On the Verge

"When we are brought to the verge of crisis, our well-honed philosophies and careful, controlled strategies fall away. All the spars that make up our life raft, the things on which we daily rely, have a tendency to break up in the force of events. It is usually when we feel our utter solitude and helplessness that we call upon the spirit world for assistance. Even though we may have no well-founded belief, we instinctively know that even if all other things have fallen away, divine providence will not let us down."  ~Caitlin Matthews, The Celtic Spirit

These words were a part of my daily devotional reading today. I have to admit they were jarring words with which to begin a day. Crisis? I am not in crisis! I don't want a crisis! Please, don't let there be a crisis! At least not today!

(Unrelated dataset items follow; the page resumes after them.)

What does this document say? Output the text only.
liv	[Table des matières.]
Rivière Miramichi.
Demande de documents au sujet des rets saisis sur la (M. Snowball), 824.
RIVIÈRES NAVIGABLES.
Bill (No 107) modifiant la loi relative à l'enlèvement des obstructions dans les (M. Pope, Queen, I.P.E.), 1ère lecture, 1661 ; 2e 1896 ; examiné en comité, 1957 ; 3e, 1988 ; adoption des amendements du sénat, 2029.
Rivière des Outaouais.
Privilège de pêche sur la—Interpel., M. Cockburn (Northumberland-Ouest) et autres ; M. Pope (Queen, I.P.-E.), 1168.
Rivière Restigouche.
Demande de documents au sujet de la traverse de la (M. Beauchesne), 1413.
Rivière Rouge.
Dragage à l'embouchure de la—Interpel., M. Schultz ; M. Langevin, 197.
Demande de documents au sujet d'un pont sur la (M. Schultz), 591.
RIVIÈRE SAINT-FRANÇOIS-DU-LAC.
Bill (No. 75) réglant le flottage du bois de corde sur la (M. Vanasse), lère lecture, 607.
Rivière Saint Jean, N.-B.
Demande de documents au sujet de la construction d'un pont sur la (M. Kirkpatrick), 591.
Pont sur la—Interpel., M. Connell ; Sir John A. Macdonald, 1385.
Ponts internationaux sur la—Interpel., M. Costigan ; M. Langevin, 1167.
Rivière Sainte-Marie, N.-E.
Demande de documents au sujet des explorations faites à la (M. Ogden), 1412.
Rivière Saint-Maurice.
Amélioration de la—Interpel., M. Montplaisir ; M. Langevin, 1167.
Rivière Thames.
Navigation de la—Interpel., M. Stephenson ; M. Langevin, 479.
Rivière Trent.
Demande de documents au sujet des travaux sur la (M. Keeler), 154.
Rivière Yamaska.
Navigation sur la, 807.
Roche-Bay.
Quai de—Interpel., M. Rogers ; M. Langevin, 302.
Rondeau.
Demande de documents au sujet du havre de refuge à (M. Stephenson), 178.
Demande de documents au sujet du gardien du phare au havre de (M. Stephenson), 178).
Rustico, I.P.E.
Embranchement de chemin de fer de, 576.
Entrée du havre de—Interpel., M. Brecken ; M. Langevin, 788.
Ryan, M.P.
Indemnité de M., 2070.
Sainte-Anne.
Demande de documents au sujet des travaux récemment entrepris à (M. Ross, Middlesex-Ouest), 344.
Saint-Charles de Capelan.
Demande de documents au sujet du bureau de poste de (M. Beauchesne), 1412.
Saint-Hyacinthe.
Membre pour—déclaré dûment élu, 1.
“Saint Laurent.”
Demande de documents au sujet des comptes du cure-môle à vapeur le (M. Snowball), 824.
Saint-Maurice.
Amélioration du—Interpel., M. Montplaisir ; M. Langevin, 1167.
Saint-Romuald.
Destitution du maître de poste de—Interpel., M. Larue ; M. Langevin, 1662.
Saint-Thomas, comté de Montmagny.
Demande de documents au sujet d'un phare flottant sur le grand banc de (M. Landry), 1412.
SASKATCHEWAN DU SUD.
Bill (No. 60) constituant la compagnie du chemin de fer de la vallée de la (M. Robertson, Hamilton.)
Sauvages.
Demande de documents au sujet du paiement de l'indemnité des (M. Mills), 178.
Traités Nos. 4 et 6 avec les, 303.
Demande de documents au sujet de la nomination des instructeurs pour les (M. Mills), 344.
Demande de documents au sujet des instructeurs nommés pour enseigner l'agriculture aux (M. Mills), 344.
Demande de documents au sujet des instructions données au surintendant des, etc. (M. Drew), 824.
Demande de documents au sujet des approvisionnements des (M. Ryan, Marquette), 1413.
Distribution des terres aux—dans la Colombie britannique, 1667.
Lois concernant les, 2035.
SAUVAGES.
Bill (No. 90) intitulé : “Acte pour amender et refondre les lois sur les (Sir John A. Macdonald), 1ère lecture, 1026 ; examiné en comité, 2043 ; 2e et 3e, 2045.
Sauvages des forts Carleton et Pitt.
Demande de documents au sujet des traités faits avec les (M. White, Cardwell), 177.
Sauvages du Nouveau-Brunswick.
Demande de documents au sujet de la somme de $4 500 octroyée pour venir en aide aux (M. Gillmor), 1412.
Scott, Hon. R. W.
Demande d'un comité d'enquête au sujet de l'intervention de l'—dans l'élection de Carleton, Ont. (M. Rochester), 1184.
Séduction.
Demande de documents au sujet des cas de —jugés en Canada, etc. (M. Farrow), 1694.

While no one every wants a crisis in life, there is great wisdom in Caitlin Mathew's words. The idea that we can be going along, minding our own business, until a rock gets thrown in our path can wake us up to how we walk, or don't walk, with an awareness of Spirit. While the Spirit's presence is always with us, most of the time we are oblivious. Then there is an illness, an accident, a loss…..you name the crisis……and we are brought up short to the many connections that hold us. Laid bare, we reach out to make contact with friends, family, a faith that we'd let go by the wayside of daily distractions. Helpless, we stop and re-member ourselves, our whole selves. Mind, body and spirit selves. 

I think of the times in my life when crisis came to call. In the midst of that stew pot, the only thing left to do was to stop, take a breath and be present to the beating of my own heart, knowing that it was connected in ways words could not express, to the Heart of the Universe. I think this is praying, deep praying. And I know that in those times when no logic or reason could help me, this wordless, breath-filled act did. The stillness, the silence, the solitude, the breathing, became an embodied experience of a relationship with the Holy. 

I pray that today is not a day of crisis for you. I pray it is not for me. At the same time I pray that whatever is the gift of this day, I will be able to greet it as a guest, remembering that the One who breathed me into being is still breathing in all of it.